Mieux vaut tard que jamais, dit-on, du fait d’une longue attente qui paraît interminable. C’est sans doute le cas des candidats au concours d’entrée à l’École nationale de la magistrature et des greffes dont le processus a été suspendue pour suspicion des fraudes et de corruption. Mais après des semaines d’incertitude et de spéculations, ils sont maintenant fixés sur leur sort. Le ministère de la Justice a enfin pris une décision, en annonçant la reprise des épreuves écrites pour la filière judiciaire, au mois de septembre.
La suspension du concours, au mois de mars, a laissé les candidats dans l’expectative. Leur avenir professionnel était suspendu jusqu’à une décision qui semblait repoussée aux calendres grecques. Chaque jour d’attente alimentait les rumeurs. Le concours serait-il annulé, validé ? Les réseaux sociaux ajoutent aussi leur grain de sel. Tout s’engageait dans des hypothèses invraisemblables où, souvent contradictoires.
La communication institutionnelle est parfois très délicate. Il est compréhensible qu’une enquête sérieuse demande du temps, surtout lorsqu’il s’agit de préserver l’intégrité d’un concours destiné à former les futurs magistrats du pays, face aux soupçons de fraude susceptibles d’entacher le concours. Mais entre la nécessité de vérifier les faits et le motus et bouche cousue, il faut trouver un équilibre. Lorsqu’une administration garde le silence trop longtemps, les rumeurs font de bruit que la vérité.

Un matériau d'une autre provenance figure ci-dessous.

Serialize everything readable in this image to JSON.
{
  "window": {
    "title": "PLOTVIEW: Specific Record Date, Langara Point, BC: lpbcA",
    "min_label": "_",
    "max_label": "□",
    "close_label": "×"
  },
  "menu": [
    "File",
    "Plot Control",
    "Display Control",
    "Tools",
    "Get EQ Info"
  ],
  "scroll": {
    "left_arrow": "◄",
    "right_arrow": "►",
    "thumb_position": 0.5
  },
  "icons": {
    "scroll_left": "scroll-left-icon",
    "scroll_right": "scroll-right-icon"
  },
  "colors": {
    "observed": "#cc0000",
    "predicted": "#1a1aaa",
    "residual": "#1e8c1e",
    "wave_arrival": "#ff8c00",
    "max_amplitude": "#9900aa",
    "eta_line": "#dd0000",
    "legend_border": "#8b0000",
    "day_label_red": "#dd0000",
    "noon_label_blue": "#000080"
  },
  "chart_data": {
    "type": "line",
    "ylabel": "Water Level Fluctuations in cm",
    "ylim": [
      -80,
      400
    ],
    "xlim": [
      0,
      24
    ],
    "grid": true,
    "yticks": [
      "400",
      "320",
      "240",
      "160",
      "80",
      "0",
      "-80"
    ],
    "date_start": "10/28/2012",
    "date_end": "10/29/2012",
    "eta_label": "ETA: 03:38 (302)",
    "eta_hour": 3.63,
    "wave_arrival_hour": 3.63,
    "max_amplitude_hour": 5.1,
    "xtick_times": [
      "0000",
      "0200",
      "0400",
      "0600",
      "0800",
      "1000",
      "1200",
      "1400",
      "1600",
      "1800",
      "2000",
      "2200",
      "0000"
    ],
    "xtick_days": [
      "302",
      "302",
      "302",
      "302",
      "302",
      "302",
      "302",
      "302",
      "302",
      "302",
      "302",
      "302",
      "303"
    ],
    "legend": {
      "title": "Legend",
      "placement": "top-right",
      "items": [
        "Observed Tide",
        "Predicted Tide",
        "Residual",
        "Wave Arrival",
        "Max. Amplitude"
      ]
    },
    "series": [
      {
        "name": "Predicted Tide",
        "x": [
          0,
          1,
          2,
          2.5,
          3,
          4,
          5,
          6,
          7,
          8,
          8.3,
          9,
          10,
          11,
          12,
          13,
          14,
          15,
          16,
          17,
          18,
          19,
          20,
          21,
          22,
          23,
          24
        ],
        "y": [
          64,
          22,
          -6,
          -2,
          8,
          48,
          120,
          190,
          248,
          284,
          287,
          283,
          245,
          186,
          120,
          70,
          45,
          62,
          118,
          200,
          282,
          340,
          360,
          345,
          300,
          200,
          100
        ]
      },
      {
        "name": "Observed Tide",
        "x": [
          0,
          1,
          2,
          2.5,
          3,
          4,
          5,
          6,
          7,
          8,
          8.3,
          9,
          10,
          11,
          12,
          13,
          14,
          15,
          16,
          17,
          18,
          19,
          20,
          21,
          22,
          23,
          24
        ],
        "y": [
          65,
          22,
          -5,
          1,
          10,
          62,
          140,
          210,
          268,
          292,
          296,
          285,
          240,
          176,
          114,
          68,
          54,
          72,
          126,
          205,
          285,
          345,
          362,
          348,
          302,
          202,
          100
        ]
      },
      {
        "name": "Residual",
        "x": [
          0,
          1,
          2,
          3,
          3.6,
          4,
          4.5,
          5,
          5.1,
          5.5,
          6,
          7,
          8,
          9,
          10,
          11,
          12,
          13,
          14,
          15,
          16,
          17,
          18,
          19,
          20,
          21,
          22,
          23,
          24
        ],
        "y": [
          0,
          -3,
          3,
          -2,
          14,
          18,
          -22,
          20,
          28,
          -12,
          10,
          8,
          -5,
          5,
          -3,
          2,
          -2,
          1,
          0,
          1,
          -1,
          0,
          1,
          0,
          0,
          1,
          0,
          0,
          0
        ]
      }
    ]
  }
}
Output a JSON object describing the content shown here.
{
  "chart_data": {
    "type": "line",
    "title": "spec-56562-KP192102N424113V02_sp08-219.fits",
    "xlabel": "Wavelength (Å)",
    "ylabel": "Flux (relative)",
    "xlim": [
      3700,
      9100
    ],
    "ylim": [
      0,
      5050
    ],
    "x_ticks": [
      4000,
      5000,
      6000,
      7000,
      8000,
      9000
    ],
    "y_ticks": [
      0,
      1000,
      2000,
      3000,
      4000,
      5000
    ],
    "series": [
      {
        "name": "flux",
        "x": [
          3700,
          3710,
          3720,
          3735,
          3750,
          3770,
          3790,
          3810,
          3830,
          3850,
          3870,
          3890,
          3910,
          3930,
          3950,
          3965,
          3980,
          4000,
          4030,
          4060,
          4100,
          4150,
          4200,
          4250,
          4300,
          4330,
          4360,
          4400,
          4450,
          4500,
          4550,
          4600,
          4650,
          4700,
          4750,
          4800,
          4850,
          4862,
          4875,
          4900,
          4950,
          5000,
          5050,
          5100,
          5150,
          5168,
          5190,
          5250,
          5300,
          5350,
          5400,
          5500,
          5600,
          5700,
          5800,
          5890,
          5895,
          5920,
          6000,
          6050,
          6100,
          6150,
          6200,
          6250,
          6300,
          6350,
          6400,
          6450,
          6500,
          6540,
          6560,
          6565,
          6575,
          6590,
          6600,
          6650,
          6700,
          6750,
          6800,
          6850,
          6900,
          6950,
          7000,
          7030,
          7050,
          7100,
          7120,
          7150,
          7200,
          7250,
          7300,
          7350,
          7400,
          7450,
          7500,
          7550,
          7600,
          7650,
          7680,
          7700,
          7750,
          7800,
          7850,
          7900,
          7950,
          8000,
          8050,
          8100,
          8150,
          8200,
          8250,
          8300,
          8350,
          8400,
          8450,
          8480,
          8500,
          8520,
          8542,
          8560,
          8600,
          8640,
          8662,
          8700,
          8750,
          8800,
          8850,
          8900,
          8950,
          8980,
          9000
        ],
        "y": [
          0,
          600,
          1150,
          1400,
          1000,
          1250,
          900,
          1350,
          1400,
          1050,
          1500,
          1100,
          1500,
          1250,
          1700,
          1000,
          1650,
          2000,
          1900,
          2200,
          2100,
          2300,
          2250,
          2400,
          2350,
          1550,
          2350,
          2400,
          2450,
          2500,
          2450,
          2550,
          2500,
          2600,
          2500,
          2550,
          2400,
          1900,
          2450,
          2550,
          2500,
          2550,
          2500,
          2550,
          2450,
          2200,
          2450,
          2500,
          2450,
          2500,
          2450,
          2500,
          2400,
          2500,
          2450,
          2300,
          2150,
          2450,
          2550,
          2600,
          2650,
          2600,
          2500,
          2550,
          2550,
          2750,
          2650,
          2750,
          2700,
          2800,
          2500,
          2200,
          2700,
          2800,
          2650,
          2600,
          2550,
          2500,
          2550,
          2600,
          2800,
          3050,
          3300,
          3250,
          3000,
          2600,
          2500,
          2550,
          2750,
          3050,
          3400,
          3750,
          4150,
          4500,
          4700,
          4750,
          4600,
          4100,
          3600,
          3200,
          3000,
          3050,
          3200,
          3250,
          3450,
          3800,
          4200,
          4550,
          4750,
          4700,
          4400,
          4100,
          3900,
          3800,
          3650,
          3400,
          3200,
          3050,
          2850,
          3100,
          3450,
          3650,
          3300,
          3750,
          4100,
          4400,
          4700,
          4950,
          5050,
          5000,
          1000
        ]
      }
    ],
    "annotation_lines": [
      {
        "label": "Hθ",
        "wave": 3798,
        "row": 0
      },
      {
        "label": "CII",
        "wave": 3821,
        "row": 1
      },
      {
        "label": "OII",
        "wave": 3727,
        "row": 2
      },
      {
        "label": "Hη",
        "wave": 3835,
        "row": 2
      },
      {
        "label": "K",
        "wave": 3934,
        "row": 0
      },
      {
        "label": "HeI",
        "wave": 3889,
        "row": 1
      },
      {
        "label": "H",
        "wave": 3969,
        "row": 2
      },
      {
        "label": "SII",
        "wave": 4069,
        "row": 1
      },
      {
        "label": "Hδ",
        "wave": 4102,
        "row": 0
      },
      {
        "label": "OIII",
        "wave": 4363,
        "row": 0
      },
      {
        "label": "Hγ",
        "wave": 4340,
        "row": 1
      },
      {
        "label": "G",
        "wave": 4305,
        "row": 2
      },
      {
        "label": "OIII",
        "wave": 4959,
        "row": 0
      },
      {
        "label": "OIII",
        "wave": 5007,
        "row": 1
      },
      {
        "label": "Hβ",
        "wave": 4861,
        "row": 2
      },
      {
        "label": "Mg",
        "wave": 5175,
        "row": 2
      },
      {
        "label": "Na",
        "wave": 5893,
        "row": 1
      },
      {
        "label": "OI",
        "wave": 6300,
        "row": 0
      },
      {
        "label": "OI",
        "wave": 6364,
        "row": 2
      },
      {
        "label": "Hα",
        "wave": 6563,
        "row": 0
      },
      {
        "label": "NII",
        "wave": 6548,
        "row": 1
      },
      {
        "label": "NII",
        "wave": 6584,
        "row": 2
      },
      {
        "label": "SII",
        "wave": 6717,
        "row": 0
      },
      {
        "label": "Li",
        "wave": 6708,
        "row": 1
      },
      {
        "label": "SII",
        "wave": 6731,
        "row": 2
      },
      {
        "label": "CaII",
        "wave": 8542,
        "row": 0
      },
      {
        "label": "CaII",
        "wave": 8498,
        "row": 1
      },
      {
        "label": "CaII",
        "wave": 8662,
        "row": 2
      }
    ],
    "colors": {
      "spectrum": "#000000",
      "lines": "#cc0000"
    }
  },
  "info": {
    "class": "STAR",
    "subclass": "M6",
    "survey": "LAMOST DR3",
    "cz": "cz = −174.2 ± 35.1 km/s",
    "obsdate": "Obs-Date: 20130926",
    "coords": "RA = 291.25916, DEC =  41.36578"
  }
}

La décision de faire repasser les épreuves de la filière concernée apparaît comme une solution visant à rétablir l’égalité des chances. Elle aura certes un coût, mais elle permet au moins de préserver la crédibilité du concours. Reste que cette annonce aurait dû intervenir plus tôt, ou du moins être précédée d’une communication régulière sur l’avancement du dossier.
Cette affaire rappelle une évidence trop souvent oubliée, communiquer ne consiste pas seulement à annoncer une décision finale. C’est aussi accompagner les concernés pendant toute la durée du processus. Dans une époque où l’information circule à la vitesse des réseaux sociaux, le silence est rarement neutre. Les candidats savent désormais à quoi s’en tenir et peuvent se préparer en conséquence.